1°) de condamner le Syndicat Mixte de l'Eau et de l'Assainissement de Haute-Garonne au paiement d'une somme de 44 804,18 euros en réparation de ses préjudices, avec intérêts au taux légal à compter de la date de réception de sa demande indemnitaire préalable ;
2°) d'enjoindre au syndicat mixte de l'Eau et de l'assainissement de Haute-Garonne de lui délivrer le document technique de coloration des eaux, sous astreinte de 50 euros par jour de retard ;
3°) d'enjoindre au syndicat mixte de l'Eau et de l'assainissement de Haute-Garonne de réaliser des travaux d'imperméabilisation de son réseau, dans un délai de deux mois à compter de la notification du jugement à intervenir, sous astreinte de 150 euros par jour de retard ;
4°) de mettre à la charge du syndicat mixte de l'Eau et de l'assainissement de Haute-Garonne à lui verser une somme de 2 000 euros sur le fondement des dispositions de l'article L. 761-1 du Code de justice administrative.
Il soutient que :
- le SMEA 31 a admis sa responsabilité pour les dommages causés à ses caves par la canalisation d'eaux usées et pluviales, affectant ses biens immobiliers ;
- la canalisation murale située au niveau R-2 constitue un système de drainage des eaux usées et pluviales stagnantes de la cave du R-1 ;
- malgré les travaux effectués en mai et juin 2021, les dommages ont persisté ;
- les préjudices dont il demande réparation se décomposent comme suit :
* travaux de rénovation de ses caves : 24 520,56 euros toutes taxes comprises ;
* pertes de revenus locatifs : 10 830 euros ;
* perte de valeur locative : 2 400 euros ;
* troubles dans les conditions d'existence : 2 500 euros ;
* frais d'expertise : 4 256,62 euros ;
* constat d'huissier : 297 euros.
- les interventions réalisées par le SMEA 31 en mai et juin 2021 n'ont pas mis un terme au sinistre et les désordres persistaient au mois de décembre 2021, de sorte que les conclusions à fin d'injonction devront être accueillies.

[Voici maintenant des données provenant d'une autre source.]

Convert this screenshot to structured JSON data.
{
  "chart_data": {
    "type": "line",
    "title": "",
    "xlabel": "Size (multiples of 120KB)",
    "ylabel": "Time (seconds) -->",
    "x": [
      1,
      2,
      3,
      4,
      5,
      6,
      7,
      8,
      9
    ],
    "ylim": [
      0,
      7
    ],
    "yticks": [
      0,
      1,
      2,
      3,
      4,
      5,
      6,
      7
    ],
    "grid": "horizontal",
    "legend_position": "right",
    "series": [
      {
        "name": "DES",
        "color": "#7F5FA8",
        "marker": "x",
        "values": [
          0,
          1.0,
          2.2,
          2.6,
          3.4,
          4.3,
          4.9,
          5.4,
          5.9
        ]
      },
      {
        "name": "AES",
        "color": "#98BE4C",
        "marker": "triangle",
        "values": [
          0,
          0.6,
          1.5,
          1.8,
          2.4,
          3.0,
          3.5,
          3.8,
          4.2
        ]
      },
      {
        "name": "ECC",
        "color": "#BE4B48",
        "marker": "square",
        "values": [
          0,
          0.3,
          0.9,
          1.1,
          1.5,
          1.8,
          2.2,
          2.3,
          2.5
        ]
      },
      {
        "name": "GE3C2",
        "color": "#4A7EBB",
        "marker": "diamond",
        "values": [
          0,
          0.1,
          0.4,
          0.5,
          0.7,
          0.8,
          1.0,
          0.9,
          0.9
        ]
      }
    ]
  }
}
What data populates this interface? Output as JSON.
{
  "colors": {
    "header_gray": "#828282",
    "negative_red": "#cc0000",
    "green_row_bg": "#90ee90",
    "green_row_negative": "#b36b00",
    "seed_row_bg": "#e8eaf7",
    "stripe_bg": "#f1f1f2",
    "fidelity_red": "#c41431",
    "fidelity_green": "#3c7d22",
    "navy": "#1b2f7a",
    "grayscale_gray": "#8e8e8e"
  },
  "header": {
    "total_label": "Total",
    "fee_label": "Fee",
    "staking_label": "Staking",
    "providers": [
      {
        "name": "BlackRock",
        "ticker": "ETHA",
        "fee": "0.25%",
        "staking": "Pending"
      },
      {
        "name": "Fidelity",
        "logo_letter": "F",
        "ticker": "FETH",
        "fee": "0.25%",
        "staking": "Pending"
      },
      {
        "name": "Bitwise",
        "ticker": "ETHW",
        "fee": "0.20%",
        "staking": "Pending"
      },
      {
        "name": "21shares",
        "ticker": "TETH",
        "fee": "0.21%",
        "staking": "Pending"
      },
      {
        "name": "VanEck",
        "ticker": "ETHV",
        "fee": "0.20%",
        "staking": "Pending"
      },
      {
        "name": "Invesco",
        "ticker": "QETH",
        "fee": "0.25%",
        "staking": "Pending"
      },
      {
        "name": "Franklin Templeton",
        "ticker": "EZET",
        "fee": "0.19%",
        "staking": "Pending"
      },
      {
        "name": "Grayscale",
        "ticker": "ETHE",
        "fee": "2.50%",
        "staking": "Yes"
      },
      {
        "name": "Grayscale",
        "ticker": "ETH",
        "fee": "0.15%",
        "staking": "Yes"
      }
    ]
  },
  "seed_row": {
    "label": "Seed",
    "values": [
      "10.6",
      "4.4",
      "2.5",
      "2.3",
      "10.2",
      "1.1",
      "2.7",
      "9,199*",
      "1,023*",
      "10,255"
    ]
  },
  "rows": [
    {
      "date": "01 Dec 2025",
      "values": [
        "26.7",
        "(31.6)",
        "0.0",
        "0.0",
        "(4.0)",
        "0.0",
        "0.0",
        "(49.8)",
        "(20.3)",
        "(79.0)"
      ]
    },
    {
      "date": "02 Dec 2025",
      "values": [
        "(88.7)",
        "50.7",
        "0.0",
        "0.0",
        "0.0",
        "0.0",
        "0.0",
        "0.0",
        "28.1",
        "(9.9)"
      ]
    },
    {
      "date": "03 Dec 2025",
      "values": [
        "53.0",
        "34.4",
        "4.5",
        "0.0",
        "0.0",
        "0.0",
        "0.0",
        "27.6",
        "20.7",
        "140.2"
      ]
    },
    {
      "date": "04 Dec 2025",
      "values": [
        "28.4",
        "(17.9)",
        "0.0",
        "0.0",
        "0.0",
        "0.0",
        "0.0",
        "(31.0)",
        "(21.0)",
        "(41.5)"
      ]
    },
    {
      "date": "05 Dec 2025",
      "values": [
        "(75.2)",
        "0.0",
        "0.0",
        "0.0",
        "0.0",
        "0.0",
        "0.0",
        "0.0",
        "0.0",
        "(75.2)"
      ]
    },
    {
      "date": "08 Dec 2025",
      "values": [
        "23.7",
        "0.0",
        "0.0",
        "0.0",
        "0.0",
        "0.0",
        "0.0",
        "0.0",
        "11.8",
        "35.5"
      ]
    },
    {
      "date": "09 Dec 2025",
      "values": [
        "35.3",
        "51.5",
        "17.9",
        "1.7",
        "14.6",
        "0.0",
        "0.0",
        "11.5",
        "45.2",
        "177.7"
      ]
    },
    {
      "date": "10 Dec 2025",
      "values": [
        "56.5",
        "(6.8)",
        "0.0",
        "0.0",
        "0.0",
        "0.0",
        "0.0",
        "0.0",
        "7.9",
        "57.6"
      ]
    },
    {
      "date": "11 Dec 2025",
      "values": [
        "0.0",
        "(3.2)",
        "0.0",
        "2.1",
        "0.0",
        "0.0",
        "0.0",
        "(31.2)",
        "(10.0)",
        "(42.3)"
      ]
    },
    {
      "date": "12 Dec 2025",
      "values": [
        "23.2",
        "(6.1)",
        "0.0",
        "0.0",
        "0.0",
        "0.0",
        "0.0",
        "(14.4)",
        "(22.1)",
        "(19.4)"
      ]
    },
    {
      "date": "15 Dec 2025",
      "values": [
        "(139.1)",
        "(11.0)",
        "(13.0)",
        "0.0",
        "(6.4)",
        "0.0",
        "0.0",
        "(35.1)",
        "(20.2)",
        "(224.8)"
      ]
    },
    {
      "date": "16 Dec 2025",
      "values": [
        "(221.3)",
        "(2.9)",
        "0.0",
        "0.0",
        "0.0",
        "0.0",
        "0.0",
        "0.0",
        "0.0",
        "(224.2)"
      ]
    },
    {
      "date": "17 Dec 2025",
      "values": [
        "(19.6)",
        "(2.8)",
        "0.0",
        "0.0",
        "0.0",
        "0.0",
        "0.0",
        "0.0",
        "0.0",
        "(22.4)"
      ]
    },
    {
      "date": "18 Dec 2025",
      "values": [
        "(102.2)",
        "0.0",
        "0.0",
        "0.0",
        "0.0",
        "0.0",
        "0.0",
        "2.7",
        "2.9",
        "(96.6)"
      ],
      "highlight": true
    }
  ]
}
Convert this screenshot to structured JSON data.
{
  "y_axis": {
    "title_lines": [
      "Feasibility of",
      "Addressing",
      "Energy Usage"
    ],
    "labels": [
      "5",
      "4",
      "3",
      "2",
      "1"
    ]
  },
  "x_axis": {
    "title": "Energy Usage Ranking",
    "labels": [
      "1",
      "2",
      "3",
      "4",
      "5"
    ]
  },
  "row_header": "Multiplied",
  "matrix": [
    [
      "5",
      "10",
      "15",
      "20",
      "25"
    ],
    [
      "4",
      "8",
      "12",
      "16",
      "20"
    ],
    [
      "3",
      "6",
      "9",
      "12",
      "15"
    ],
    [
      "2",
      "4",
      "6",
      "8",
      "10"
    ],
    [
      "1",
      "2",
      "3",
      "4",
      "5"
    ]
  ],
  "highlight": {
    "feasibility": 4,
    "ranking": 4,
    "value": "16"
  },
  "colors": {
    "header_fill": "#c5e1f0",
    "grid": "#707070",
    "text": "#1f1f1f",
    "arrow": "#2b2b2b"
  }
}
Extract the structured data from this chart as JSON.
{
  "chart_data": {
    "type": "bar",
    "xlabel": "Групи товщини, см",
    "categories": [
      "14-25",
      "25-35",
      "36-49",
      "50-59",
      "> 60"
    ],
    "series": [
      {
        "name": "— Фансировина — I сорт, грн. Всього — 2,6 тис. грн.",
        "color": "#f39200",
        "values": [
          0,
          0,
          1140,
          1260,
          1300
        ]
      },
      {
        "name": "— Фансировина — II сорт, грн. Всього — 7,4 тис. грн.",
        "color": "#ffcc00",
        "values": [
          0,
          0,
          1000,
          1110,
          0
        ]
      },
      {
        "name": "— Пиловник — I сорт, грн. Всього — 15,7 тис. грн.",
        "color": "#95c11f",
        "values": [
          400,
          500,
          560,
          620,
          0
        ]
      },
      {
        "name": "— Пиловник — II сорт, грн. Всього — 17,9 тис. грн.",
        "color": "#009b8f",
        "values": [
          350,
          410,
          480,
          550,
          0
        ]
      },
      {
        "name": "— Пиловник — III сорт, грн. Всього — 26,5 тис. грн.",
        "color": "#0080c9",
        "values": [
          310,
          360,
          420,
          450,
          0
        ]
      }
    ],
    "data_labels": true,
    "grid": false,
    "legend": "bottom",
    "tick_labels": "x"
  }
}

Par un mémoire en défense enregistré le 24 février 2022, le syndicat mixte de l'Eau et de l'assainissement de Haute-Garonne, représentée par Me Baysset, conclut, à titre principal, au rejet de la requête, à titre subsidiaire, à ce que les prétentions indemnitaires du requérant soient ramenées à de plus justes proportions et à ce qu'une somme de 3 000 euros soit mise à la charge de M. B au titre de l'article L. 761-1 du code de justice administrative.
Il fait valoir que :
- il ne conteste pas l'état de vétusté de la canalisation litigieuse ;
- des travaux ont été réalisés en mai et juin 2021, de sorte qu'il n'est pas établi que les dommages postérieurs à ces travaux trouvent leur origine dans la canalisation réparée ;
- la présence d'excréments dans les caves du requérant n'est pas établie ; l'expert l'a expressément exclue s'agissant de fuites d'une canalisation filtrée par le remblai dans lequel elle est enfouie ;
- il existe une conduite encastrée dans le mur de la cave qui n'a été que très sommairement examinée alors pourtant qu'un constat d'huissier a relevé qu'un filet d'eau s'y échappait ; cette circonstance l'amène à s'interroger sur l'existence d'une cause étrangère ;
- l'ensemble des demandes indemnitaires du requérant doivent être rejetées ou, subsidiairement, ramenées à de plus justes proportions sans excéder la somme de 5 650 euros, outre les éventuels dépens de l'instance ;
- la demande de communication de pièces ne présente aucune utilité ;
- il a toujours déféré aux demandes d'interventions sur la canalisation défectueuse ; la poursuite des dommages subis par le requérant est sans lien avec une abstention fautive et pourait en outre résulter de la présence d'une canalisation privée au niveau R-2.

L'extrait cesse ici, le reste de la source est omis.